How are foreign bodies removed?
First, your physician will consider the severity of your child's condition
to determine how to proceed. Foreign bodies are removed using endoscopic procedures. A number of steps
are taken to prepare for this procedure.
1) Your physician may consult with a number of specialists, including an
anesthesiologist (a physician who administers pain medication) and an endoscopist (a
physician who specializes in using an endoscope). An endoscope is a slender tube that is
fitted with a fiberoptic camera. It is passed through the mouth and down the throat and
enables the physician to view the passageways.
2) Equipment including a laryngoscope, bronchoscope, and forceps are gathered
Anesthesia
3) The appropriate type of anesthesia is determined. (General anesthesia is preferred).
Although a mask is placed over the child's face, the child still breathes.
4) The endoscopist performs laryngoscopy. A laryngoscope, a device similar to an
endoscope, is passed through the mouth and can be used to view the area from the pharynx to the
larynx.
5) The endoscopist then uses a rigid ventilating bronchoscope, a slender device similar
to the endoscope, to view the larynx, trachea, and bronchi.
6) Anesthesia (pain killer) is given through the bronchoscope. (The child is
continuously monitored.)
Extraction
7) Forceps are selected to fit the object and passed through the bronchoscope.
8) Removing the objects requires a light touch. The physician is careful not to break
up the object or push it further back into the throat.
9) The physician may require several tries before extracting the object. Mask
ventilation resumes after the object has been removed.
10) The endoscopist views the airways again. Additional objects are found in 5 to 20
percent
of the cases.
11) Opening of the chest wall is rarely needed.
Can bronchoscopy cause any complications?
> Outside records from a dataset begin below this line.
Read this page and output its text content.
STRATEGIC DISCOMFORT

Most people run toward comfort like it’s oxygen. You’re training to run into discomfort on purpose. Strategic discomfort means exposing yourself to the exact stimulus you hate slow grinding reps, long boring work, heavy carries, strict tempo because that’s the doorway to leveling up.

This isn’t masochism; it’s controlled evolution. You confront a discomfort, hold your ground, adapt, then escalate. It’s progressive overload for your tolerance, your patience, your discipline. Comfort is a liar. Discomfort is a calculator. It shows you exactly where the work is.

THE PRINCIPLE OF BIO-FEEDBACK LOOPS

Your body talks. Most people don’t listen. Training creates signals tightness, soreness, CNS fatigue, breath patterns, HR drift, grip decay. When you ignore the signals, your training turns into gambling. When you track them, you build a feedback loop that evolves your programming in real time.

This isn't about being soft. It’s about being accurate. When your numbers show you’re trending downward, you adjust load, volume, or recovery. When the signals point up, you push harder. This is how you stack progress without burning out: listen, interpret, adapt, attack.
Complications are rare, but they can occur, and include:
- Collapsed lung
- Under-inflated lung
- Pneumonia
- Retained foreign body
- Swelling of airway
- Brain injury from lack of oxygen
Conclusion
Little children are prone to choking. Prevention is the best cure. It's
important to recognize when your child inhales or ingests a foreign body so that prompt
treatment can be given. Apply first aid only when your child's airway is completely
obstructed. Keep in mind that the child's medical history, physical examination, and X-rays
do not always prove that a foreign body is present. Endoscopy can help the physician
locate and remove an object, but should be performed by an experienced team of physicians.